ジンのモノアイが光を失い、銃を構えるべく上げていた腕が力なく降ろされる。搭乗者が居る筈のコクピットこそ無傷であるものの、こと巨人同士の戦闘では人間の急所である首の部分に刃物が刺さり火花を散らしている光景は死を連想させるものに間違いなかった。

 

「ミゲル!?」

 

通信は繋がっていないのにアスランは思わず叫んでしまう。だがその呼びかけに応えるかのようにジンのコクピットハッチが弾け飛び、中から見知った姿が飛び出していった。どうやら機体に見切りをつけて自爆シーケンスを作動したらしかった。

 

「……ッ、メル、コクピットに!」

 

このままではメレアリスが危ない。

自分でも気づかないうちに、アスランはメレアリスへと言葉を投げかける。その言葉に彼女本人ではなく同じコクピットに乗っていた男が反応し、素早く彼女をコクピットへと連れ戻しハッチを閉じた。

直後、かつてない規模の爆発が起こる。閃光や轟音と共に、多少離れているこちらのコクピットまで振動が伝わるほどの爆風。彼女がまだコクピットの外へ出たままだったら、間違いなく吹き飛ばされ絶命していただろうと予測できる威力。

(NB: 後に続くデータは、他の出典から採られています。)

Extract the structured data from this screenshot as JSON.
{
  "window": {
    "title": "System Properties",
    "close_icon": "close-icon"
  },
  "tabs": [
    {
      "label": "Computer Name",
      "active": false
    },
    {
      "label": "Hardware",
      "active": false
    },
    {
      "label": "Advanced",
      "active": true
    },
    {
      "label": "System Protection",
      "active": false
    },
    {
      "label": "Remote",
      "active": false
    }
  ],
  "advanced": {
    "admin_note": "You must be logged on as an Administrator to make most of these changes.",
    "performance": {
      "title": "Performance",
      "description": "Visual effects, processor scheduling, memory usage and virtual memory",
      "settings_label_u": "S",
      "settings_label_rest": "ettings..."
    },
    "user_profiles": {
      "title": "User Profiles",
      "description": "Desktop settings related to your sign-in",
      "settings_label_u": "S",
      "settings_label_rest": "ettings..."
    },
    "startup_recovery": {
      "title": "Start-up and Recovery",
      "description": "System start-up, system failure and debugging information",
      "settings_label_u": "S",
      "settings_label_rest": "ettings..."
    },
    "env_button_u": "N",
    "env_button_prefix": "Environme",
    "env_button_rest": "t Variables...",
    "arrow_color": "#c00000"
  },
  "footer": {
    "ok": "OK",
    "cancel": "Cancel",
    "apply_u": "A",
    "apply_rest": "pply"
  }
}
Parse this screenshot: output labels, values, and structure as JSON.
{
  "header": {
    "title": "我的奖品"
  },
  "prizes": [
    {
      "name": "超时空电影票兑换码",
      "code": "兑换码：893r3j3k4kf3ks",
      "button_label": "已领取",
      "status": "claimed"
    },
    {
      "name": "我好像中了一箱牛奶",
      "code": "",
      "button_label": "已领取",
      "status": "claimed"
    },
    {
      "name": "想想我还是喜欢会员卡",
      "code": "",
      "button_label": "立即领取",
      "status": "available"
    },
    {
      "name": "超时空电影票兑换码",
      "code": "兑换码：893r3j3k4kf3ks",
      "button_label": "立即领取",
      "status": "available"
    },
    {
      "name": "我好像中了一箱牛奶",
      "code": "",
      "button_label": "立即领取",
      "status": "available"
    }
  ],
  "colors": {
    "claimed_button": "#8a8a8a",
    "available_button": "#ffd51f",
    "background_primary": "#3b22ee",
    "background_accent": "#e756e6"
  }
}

20m超の巨人が持つエネルギーのほぼすべてを凝縮した爆発は、爆心地に立つストライク――アスランが見るモニターにはGAT-X105-2と表示されている――を一気にパワーダウンへと追い込むほどの規模だった。

 

「――このッ」

 

仲間自身は生き延びているものの、その機体を仕留めたのは間違いなくストライクの2号機。鮮やかなトリコロールから一転して味気ない灰色に戻るソレに向かって、アスランの駆るイージスがライフルの銃口を向ける。

 

『アスラン、やめて! 私の友達も乗っているの!』

「ッ!?」

 

トリガーを引く直前、未だ繋がっていた通信からメレアリスの叫び声が聞こえた。思わず硬直したアスランは同時に眼前の2号機にキラとよく似た少年が乗っていたのを思い出す。

ナイフを手に地球軍の士官へと迫った時の、アスランの名を呼ぶ懐かしい顔。呆然と此方を見上げるその顔は、思い返してみてもやはり幼馴染であり弟分であるキラのものに相違なかった。

 

「……くっ」

 

自然と、アスランの額には玉のような汗が浮かび始める。撃つべきか、撃たぬべきか。Z.A.F.T.兵としては撃つべき状況であるのに、アスラン・ザラという一個人としては撃つべきではないという2つの考えの板挟みになる。

そうなってしまえばアスランはもうトリガーを引くことはできなかった。自分はたった今メレアリスの日常を壊したのに、今度はもしかしたらキラの日常どころか命さえ奪うことになるのではないか。その疑念がアスランの中に渦巻き始める。

 

『アスラン!』

 

再度メレアリスの声。その懇願するような声音に、アスランは思わずイージスを反転させ、逃げるようにスラスターを吹かすのだった。

 




アスラン君、何を思ってZ.A.F.T.になんか入ったんですかね?
彼の行動に関してはちょっと「ん?」ってなることも多いので、基本的にはそれっぽい事考えさせるようにこれからもやっていこうと思ってます。